The great mantra of the 21st century appears to be “fairness”. There can be no other formula for decision making, no other way to arbitrate dispute, no other way to determine whom should receive what. The underlying assumption in this fetish of fairness is that we are all equal in opportunity and therefore to the victor goes the spoils. A fancier way of speaking of this kind of thinking is a meritocracy, where people get ahead, are rewarded and receive their due based on their achievement. Again this kind of analysis only makes sense if you believe all of those who are active in this life have equal access to the tools of achievement.

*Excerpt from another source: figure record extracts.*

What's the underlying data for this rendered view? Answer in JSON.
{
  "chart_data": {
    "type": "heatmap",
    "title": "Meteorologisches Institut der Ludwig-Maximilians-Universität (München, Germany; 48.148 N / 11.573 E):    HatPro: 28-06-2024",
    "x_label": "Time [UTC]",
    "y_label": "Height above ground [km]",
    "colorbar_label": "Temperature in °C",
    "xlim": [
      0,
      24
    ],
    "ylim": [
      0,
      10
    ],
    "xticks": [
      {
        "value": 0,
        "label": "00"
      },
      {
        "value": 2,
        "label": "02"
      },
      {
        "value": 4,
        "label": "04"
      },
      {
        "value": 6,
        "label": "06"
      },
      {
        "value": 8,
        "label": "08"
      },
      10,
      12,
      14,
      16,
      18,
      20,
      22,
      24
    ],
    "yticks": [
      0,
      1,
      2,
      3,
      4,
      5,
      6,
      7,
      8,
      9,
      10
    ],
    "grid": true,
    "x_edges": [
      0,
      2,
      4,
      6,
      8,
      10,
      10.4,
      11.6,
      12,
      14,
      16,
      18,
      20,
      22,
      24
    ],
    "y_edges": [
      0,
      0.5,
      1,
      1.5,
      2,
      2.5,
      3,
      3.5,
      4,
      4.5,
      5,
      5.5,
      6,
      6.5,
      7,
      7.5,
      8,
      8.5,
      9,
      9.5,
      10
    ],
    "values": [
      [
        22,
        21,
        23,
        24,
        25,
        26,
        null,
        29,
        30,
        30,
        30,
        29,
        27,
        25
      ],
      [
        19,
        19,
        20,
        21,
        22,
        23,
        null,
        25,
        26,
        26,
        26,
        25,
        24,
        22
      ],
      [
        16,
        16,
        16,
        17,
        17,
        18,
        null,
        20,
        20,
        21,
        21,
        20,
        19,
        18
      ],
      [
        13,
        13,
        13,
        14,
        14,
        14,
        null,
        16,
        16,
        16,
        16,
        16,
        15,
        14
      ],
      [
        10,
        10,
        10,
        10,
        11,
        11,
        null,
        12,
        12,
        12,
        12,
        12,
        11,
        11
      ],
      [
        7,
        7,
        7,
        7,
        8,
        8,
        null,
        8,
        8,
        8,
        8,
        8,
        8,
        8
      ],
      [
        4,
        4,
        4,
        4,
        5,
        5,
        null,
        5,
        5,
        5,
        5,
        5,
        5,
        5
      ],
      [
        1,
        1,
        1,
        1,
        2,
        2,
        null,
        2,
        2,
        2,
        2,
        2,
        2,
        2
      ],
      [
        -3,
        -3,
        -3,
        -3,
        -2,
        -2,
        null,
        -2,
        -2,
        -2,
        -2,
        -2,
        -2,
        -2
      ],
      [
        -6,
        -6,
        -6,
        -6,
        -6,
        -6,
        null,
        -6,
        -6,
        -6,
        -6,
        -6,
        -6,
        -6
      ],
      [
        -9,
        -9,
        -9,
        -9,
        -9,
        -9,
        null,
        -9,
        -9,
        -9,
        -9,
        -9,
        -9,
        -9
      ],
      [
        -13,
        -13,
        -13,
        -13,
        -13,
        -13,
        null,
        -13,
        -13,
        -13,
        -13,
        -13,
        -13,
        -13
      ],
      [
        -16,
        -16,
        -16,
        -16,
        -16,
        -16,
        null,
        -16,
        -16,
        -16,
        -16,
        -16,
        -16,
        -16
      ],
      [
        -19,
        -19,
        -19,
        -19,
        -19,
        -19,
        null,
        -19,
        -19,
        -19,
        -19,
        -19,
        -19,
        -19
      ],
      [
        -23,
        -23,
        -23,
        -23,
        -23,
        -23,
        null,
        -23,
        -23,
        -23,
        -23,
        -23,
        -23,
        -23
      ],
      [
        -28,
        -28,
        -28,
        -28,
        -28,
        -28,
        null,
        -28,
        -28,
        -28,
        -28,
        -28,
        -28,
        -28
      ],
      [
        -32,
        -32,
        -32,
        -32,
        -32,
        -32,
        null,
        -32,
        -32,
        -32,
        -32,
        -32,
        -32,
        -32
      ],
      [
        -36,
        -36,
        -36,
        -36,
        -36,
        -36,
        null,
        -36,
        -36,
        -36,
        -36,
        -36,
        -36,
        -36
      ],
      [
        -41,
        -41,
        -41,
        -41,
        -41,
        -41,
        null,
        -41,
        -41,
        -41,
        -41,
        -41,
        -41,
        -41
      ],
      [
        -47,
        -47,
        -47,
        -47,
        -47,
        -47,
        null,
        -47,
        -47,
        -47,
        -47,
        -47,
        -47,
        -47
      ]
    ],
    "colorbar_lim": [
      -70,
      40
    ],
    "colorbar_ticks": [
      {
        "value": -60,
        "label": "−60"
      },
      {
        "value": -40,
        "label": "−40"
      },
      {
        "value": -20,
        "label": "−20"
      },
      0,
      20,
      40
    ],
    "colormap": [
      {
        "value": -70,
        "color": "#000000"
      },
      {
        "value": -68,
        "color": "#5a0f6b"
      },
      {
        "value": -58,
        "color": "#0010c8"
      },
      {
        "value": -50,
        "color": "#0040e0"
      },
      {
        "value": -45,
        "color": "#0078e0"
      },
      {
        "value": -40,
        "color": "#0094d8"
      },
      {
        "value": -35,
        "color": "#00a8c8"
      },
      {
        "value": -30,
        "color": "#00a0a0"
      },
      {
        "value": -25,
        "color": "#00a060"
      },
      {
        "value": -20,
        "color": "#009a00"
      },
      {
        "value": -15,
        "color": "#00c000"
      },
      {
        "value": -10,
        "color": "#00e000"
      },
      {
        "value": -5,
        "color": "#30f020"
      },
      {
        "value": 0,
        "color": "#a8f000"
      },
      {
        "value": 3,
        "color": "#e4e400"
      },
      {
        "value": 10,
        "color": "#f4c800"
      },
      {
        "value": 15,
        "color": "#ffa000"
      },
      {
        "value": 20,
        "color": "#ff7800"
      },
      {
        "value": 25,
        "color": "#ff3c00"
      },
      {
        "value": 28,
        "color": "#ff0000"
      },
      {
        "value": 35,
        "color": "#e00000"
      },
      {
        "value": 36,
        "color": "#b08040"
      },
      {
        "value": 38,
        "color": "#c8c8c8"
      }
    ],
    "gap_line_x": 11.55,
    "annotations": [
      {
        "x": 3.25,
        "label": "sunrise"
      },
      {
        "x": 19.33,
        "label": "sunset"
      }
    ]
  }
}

And there is another assumption to be exposed in this mantra of fairness, the absence of a conversation around need. Again, the only way a theory of giving to each on the basis of their opportunity and effort makes sense is if you discount the need of the recipient. If one person needs more than another should that need be a part of the consideration of how resources are distributed? If you ignore need it is much easier to rationalize giving to those who make the best effort.
And then there is the most basic brand of fairness, just taking what resources are accumulated and dividing it by the number of people in the community. The two most popular types of fairness are these; giving out resources on the basis of effort or on the basis of dividing up the bounty and dividing it equally among all those who are present. In our culture these types of fairness are what 99% of people who define as fair.
But the Book of Acts has another definition of fairness, “They laid it at the apostles’ feet, and it was distributed to each as any had need.” What if our distribution of resources, of assignments, of any kind of capital (social, material or political) was based on what someone needed?
I recall a conversation between two parents and their three adult children. The baby boomer parents had witnessed terrible feuds among their siblings, and heartbreak and hurt between their parents and their siblings, on the basis of who got what in a will. So in this mantra of fairness these parents told their adult children that all of the assets would be divided up equally, to the cent, about the three children. The parents assumed the response would be relief, joy and even gratitude. Instead the adult children looked embarrassed. Later when he was along with his parents the eldest child told his mother and father, “I appreciate the gesture but I am doing just fine, it is our youngest sibling who is struggling, why not give the lion’s share of your assets to him?” The parents looked shocked, even hurt. “But that wouldn’t be fair” responded the mother. The father nodded. The father added, “You all had equal opportunities to succeed and just because you and your middle brother worked harder shouldn’t leave you penalized with less. It’s only fair.” The middle brother said the same thing to his parents as the oldest son but neither could shake the resolve of the parents. Fairness was the mantra, the rational, not need.
In the end any theory is evaluated on its outcome and in this case the outcome would add resources to those who didn’t need them and provide the one most in need with less than he could use. In a case where one of the recipients was wasteful or living in world of addiction one could argue the youngest son might receive more than his brothers but someone else would manage those funds, the youngest son would have to make a case to release the funds. But this strategy would still provide resources to the one most in need.
What is your definition of fairness and how do you determine who should receive what when the resources of the community are pooled together. It’s worth considering.